Thursday, December 3, 2009

21 weeks and counting Baby!

Most of you know that I have had a tear in my placenta that started hemmorraging very badly and that I have been on bedrest for months now. (Very rough with 4 kids.) We have been told that there was a large possibility that we wouldn't be able to get far enough along to actually bring home a baby before the baby would lose the blood suppy and pass away. Also that there was a very large danger of me internally bleeding to death due to the size and severity of my hemmorage. That has been the largest reason for such strict restrictions. My doctor has been amazed that the baby has never seemed to be effected by the tear. (He has had patients w/ tears much smaller than mine already have their baby pass away.) That was a few months ago. We have recently had some very sacred experiences that once again confirmed and added to some other sacred experiences regarding this pregnancy and baby before I was pregnant and during the early stages. My doctor has told me that a tear this big doesn't heal. May I add...doesn't heal without a miracle or the power of Heavenly Father. A few weeks ago my Bishop showed up at our house very late one evening.

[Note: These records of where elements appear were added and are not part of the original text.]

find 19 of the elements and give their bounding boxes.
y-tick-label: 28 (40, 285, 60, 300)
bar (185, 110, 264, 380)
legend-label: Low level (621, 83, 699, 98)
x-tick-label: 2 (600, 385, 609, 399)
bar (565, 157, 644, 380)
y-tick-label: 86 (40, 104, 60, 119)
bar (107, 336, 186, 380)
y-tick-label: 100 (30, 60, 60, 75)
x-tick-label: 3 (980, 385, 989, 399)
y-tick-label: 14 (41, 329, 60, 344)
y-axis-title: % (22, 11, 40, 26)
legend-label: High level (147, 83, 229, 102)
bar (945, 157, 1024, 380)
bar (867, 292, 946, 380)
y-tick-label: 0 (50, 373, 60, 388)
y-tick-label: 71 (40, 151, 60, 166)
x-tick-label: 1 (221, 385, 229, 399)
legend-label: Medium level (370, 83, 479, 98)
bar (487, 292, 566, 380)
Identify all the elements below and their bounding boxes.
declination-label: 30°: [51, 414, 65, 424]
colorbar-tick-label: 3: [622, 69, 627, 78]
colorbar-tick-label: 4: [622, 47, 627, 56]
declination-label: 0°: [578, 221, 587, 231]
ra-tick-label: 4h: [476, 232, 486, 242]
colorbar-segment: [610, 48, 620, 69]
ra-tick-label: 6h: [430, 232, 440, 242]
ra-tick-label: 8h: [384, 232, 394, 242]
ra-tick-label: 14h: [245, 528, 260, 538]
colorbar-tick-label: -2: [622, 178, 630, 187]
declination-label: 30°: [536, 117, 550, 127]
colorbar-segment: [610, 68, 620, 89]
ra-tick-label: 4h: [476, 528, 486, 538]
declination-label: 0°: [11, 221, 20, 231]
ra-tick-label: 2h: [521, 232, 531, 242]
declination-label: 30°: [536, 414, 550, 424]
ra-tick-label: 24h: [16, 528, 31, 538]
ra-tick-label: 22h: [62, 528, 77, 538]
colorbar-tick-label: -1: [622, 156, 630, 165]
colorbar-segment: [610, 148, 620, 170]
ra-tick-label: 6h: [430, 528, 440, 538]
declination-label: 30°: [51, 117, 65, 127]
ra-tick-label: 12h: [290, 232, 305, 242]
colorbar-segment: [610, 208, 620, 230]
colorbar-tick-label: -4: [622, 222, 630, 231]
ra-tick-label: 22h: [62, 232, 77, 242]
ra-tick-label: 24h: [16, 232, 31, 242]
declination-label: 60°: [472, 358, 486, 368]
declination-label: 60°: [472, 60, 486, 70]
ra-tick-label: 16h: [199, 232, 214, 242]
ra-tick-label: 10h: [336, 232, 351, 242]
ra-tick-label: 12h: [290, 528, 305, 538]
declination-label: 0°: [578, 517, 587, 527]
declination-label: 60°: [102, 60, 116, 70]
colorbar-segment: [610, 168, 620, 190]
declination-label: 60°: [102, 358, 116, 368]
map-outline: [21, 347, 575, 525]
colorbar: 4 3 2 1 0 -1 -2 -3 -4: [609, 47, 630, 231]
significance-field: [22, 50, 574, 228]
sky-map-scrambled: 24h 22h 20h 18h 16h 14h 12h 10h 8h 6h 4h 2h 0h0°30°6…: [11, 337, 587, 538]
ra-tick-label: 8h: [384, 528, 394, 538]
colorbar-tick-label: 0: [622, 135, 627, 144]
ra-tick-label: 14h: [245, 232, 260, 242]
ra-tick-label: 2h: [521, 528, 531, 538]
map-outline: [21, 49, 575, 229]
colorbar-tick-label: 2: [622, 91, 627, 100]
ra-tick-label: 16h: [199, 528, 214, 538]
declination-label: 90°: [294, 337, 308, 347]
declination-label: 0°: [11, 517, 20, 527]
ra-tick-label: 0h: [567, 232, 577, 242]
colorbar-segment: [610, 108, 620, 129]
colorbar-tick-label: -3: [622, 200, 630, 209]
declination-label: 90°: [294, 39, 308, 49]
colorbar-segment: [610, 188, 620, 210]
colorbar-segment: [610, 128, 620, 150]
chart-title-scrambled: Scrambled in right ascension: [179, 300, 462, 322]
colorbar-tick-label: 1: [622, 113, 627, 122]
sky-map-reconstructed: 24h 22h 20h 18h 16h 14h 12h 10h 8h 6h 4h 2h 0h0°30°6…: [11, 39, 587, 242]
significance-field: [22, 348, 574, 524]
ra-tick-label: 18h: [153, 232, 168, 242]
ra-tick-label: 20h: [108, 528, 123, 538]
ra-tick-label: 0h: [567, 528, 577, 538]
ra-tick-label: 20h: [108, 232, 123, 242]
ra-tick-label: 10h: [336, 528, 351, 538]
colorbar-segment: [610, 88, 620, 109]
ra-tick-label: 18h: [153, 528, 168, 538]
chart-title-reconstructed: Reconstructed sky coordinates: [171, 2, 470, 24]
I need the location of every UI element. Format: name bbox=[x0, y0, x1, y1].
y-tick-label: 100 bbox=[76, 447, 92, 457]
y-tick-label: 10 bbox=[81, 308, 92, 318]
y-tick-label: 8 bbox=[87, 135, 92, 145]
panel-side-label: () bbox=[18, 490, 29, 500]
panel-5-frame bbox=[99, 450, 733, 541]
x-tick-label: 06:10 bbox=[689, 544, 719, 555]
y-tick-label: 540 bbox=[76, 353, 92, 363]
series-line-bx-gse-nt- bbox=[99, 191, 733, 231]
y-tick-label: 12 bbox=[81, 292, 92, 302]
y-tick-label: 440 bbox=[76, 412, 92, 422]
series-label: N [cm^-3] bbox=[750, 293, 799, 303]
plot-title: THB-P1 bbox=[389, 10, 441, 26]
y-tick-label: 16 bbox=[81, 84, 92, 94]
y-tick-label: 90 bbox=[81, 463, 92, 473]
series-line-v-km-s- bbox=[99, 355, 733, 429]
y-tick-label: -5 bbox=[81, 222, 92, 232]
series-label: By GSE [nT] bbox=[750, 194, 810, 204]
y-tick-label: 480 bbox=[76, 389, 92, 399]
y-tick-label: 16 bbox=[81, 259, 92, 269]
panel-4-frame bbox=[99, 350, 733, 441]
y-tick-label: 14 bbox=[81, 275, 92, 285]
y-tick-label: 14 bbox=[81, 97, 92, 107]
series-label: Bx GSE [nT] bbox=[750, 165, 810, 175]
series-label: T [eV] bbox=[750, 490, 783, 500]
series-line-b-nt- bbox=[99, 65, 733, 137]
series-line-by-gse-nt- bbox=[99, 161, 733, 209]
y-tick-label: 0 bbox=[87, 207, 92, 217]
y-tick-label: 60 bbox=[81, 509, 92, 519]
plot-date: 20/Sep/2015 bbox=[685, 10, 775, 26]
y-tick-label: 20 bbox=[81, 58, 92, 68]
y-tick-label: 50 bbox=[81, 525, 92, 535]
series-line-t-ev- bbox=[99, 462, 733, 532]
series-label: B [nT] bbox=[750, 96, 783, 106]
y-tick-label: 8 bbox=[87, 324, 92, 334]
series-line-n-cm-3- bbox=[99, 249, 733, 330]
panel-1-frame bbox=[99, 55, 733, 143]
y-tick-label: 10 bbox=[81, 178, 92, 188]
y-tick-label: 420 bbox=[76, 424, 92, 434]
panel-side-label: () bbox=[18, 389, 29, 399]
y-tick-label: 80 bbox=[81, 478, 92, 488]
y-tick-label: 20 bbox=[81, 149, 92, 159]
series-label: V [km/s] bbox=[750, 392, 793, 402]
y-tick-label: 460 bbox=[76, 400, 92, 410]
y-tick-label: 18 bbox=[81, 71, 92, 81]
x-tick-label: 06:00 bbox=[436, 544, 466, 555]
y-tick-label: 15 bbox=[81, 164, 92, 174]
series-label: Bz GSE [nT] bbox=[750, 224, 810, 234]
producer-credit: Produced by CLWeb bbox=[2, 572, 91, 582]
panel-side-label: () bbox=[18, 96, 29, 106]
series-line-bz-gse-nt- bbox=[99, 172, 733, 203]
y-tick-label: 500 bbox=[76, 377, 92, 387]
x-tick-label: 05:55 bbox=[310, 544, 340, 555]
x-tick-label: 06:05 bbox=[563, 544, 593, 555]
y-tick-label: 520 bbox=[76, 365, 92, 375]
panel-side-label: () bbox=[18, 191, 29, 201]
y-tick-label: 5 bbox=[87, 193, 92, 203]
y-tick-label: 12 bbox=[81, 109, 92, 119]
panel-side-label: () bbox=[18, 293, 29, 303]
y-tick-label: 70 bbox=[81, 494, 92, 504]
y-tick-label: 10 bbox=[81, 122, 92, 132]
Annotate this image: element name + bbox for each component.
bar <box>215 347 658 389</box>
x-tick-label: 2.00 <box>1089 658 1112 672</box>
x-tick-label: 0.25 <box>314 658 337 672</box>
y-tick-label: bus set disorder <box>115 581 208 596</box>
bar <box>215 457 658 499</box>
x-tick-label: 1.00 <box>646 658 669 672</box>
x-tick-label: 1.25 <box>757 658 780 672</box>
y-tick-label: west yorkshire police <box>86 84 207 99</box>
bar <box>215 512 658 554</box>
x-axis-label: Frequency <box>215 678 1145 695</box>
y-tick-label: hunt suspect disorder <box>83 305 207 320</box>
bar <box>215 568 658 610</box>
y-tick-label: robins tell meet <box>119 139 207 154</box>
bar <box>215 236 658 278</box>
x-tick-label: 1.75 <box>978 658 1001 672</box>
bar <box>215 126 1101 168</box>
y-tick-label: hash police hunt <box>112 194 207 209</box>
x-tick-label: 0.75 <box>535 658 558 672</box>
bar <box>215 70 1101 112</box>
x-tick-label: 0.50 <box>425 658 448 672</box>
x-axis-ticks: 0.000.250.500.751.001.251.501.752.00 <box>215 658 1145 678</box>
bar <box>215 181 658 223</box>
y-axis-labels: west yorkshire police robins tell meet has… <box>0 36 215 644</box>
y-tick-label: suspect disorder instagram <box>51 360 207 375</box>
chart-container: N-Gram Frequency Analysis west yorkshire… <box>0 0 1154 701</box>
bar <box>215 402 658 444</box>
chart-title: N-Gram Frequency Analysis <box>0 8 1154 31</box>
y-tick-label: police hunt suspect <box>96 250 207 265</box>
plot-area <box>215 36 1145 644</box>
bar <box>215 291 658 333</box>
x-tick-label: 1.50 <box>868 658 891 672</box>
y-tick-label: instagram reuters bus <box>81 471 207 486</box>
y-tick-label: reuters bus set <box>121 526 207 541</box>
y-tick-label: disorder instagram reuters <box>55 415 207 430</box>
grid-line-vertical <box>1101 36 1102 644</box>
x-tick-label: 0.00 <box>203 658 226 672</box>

He said he felt impressed that I needed a blessing that day. In my powerful blessing he promised me that my baby and myself would heal fully and "be made whole." The power of his words at the time struck me to the core. How truly inspired he was. From the very next day on, I have felt an amazing change physically and emotionally...for the better. My months of intense pain left that day and have never returned. Not to say I don't still have rough days, but nothing like before. Today at our ultrasound the u/s tech couldn't even find a hint of a tear, let alone a large tear or hemmorage...no residual internal bleeding either ( which we were told wouldn't go away once progressed to the point we were.) Everything with the baby looks perfect! I just laid on the u/s table and cried. The tender mercies and blessings we have experienced are just beyond explanation for me. I love my Heavenly Father so deeply and feel once again so indebted to Him.